The holidays can be a wonderful time of the year. There’s a lot of fellowship and family time with big family dinners and delicious desserts. I have fond memories of crowding in front of the television to look for Snoopy in the Thanksgiving Parade. And I waited all year long to watch Charlie Brown and his friends gather around that sad Christmas tree. The holidays can be a wonderful time of year, but sometimes it can be a time of stress and discontent, especially if you are a single parent.
The hardest part of being a single mom (for me) is navigating the waters of time sharing with my ex husband. During mediation things went smoothly until we started trying to figure out visits and time sharing for the boys. We were able to agree on the regular every day schedule but when it came to Thanksgiving and Christmas we hit a stalemate. After 45 minutes of going back and forth the mediation ended without a decision. We did finally come to an agreement but I had to step away, pray and really think things through.
If you are in a situation where you are sharing your children during the holidays, I know that it can be a hard thing. We are used to having our families together for these special times, and it can be devastating when that doesn’t happen anymore. I have been that mom – sad, depressed and lonely without my sweet boys. It hurts, but there is hope. I want to share some suggestions that have worked for us and just encourage you not to lose your joy this holiday season.
Maintain the Status Quo
If at all possible try to keep your child’s holiday routine and traditions the same. I know that it may be difficult. For a long time I went through a time when I took my children to places where I was clearly not welcomed or wanted because I didn’t want them to miss out on time with their dad’s side of the family. For birthdays and holidays I would show up with my boys and then retreat to a quiet corner in the room or sit outside on the porch while they enjoyed time with their cousins and grandparents. I kept this up until the day that I was called and told not to come over at all.

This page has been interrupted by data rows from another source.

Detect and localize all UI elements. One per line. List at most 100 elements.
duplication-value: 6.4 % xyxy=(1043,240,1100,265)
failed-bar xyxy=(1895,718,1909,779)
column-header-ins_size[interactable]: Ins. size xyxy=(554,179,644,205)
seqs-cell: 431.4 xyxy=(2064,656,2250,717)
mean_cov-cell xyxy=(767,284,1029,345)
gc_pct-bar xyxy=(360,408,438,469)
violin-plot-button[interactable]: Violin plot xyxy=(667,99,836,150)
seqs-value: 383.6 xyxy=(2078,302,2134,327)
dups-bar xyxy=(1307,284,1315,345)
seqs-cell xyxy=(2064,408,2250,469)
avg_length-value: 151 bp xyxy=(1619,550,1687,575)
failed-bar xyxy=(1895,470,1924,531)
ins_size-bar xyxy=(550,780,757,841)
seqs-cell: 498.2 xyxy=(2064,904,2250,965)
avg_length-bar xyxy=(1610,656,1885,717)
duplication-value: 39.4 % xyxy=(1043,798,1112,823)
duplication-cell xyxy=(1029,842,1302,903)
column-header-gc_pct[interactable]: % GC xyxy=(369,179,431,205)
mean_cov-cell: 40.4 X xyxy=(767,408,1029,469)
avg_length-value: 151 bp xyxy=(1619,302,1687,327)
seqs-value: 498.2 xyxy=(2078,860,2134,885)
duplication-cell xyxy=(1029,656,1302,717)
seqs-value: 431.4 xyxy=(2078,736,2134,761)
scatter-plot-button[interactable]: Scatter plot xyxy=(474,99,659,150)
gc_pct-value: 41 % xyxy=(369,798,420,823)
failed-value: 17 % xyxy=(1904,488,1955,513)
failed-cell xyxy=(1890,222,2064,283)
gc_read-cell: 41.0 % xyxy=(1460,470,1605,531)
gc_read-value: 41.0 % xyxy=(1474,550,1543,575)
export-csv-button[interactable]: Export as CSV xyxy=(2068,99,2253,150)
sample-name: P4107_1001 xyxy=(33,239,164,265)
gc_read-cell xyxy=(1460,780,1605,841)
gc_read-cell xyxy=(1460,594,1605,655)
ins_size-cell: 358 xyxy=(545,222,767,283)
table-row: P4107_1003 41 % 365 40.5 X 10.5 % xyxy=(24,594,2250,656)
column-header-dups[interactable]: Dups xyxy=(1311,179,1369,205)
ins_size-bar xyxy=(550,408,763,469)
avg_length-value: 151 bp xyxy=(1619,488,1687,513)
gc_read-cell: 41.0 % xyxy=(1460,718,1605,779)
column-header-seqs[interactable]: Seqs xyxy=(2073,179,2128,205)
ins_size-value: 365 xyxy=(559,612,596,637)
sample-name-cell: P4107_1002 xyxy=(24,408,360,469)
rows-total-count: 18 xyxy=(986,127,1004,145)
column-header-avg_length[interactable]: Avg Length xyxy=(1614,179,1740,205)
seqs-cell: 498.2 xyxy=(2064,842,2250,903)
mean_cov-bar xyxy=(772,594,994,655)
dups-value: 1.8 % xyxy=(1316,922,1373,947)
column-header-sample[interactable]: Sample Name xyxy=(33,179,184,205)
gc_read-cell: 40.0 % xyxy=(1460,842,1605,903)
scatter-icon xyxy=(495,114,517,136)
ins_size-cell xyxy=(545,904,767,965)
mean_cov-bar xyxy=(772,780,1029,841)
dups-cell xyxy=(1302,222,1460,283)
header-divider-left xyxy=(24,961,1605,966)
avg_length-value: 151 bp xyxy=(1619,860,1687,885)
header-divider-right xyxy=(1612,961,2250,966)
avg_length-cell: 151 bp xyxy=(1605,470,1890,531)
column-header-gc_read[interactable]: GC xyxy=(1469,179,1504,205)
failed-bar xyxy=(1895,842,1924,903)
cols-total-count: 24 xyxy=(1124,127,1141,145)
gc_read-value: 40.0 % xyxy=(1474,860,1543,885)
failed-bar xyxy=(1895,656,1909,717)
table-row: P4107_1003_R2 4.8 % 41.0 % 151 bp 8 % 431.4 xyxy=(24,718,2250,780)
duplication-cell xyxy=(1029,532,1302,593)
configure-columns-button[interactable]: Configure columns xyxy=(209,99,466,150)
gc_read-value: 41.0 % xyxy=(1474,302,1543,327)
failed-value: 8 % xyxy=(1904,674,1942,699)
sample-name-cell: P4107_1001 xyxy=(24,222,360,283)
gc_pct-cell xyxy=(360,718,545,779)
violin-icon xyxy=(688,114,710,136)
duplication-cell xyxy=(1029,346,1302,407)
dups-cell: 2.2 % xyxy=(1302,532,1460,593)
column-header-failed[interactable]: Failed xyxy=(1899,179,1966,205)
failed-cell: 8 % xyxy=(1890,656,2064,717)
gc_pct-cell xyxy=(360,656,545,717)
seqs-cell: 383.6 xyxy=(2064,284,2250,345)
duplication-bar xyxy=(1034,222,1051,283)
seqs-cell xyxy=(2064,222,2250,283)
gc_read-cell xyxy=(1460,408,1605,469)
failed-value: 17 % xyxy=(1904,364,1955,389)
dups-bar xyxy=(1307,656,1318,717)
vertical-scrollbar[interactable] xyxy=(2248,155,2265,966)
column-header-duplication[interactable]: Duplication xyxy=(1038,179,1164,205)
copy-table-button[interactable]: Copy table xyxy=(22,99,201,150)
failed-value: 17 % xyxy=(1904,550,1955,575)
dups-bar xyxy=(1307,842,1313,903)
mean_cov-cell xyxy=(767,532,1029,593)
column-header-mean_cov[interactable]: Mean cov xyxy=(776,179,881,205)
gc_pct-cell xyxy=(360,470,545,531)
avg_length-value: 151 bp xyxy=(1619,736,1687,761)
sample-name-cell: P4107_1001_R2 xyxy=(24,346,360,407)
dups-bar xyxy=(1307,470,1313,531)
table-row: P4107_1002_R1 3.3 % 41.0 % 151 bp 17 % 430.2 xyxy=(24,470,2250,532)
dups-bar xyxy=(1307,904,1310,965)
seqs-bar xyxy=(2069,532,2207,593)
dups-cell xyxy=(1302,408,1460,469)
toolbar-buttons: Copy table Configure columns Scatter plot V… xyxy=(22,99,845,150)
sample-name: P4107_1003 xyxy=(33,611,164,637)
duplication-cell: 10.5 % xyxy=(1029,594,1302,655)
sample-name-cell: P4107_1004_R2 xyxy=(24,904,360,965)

If you cannot maintain the status quo, the next thing you need to try is compromise. Find the best way that you can to make sure that your children have time with all the important people their lives. Our compromise is for my boys to spend Thanksgiving morning and the first half of the afternoon with me and then the second half with their father. For Christmas they spend the night on the 23rd with their dad and and then come home for church service on the 24th and we open our gifts on the 25th.
Make New Traditions
One thing that has been really helpful for us to make some new traditions. Show your children that you are still a family. My boys and I started serving at a local homeless shelter during the holiday season. I wasn’t sure at first that my little ones would do more than get in the way, but it has been a blessing to all of us. I got to see my boys working hard: helping with trash, handing out napkins, and helping with drinks. I smiled as I watched my then 3 year walk from table to table telling people, “God loves you.”
Last year for the Christmas season I started an advent calendar with my boys. Each day from December 1-25 we would read a story book about the birth of Jesus. They loved every minute of it. It was also a great way to help then countdown to the day that we would celebrate the birth of Christ and the day that they would get to spend the night with their dad.